The court can also use their general case management powers to make directions they consider appropriate to aid a neurodivergent individual. For example, they may order regular breaks to enable an individual with ADHD to maintain focus, or require the use of simple language to aid a dyslexic individual’s understanding. The court will also consider if it is appropriate for the individual to give evidence, and if so, how.

For example, the evidence could be oral or written and could be given before or during the proceedings. Likewise, if the individual is to be cross-examined the court can direct that questions are not to be repeated by more than one barrister without the court’s permission or that questions and topics must be agreed before the hearing.

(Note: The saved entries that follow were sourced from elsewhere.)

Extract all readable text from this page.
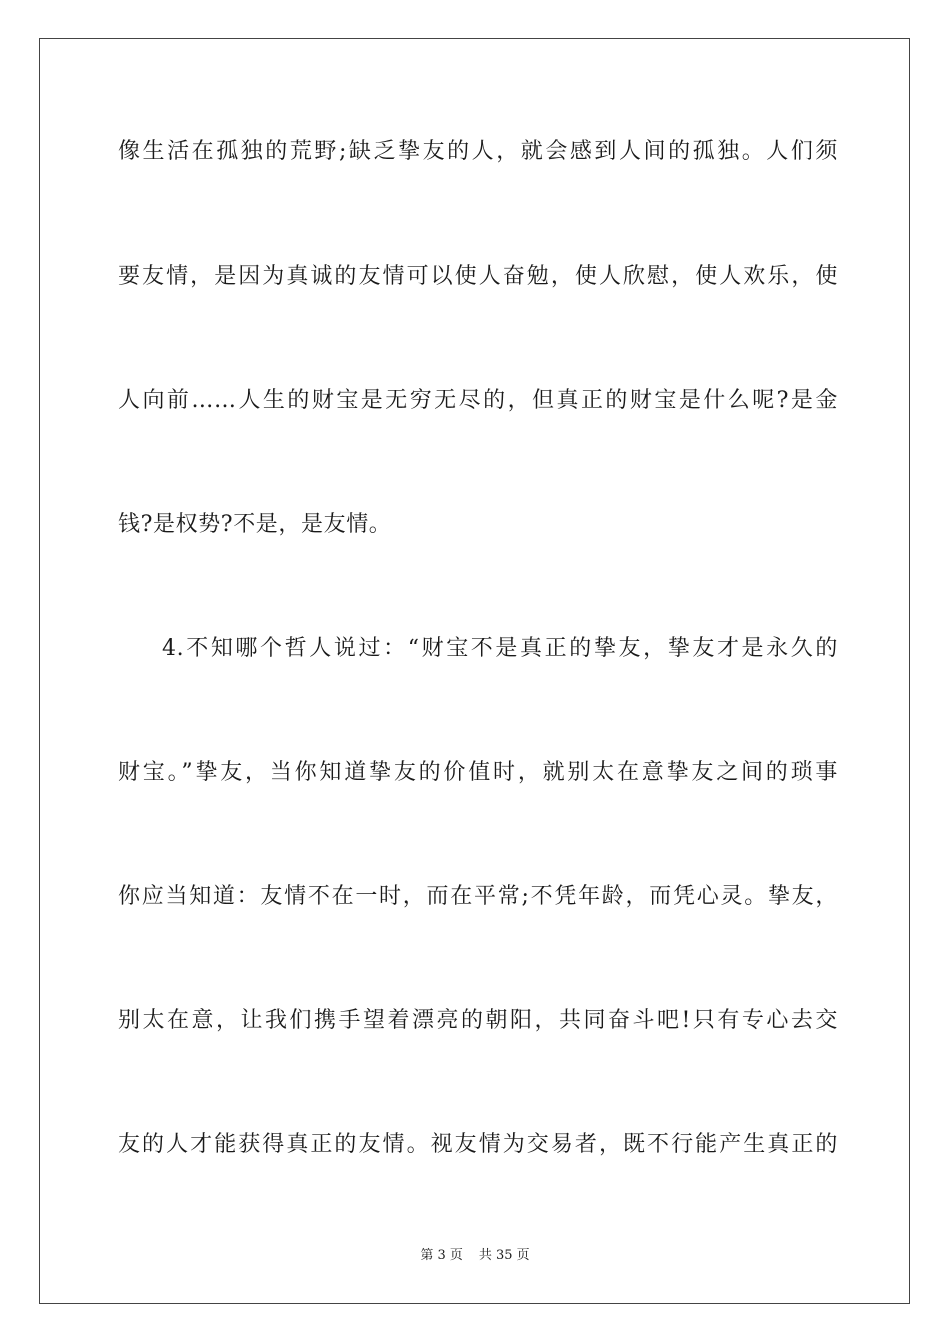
像生活在孤独的荒野;缺乏挚友的人，就会感到人间的孤独。人们须
要友情，是因为真诚的友情可以使人奋勉，使人欣慰，使人欢乐，使
人向前……人生的财宝是无穷无尽的，但真正的财宝是什么呢?是金
钱?是权势?不是，是友情。
4.不知哪个哲人说过：“财宝不是真正的挚友，挚友才是永久的
财宝。”挚友，当你知道挚友的价值时，就别太在意挚友之间的琐事
你应当知道：友情不在一时，而在平常;不凭年龄，而凭心灵。挚友，
别太在意，让我们携手望着漂亮的朝阳，共同奋斗吧!只有专心去交
友的人才能获得真正的友情。视友情为交易者，既不行能产生真正的
第 3 页 共 35 页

Consider alternatives to court

Despite the support that can be offered at court, traditional court proceedings are difficult and draining for anyone, and this may be felt more acutely by neurodivergent individuals. If possible, alternative routes to resolving disputes, such as mediation, collaborative law, arbitrations, and private hearings can offer a more tailored and less stressful environment to resolve family matters.


It’s crucial to recognize and address the needs of neurodivergent individuals in the family law system. From early identification of neurodiversity to the implementation of third-party support and participation directions, every step taken can significantly impact the individual’s ability to engage fully and fairly in the proceedings.

While traditional court proceedings can be challenging, alternative dispute resolution methods may offer a more tailored and less stressful environment. As we as a society continue to learn and grow in our understanding of neurodiversity, we hope to see ongoing improvements in the support and accommodations provided to neurodivergent individuals in family law proceedings.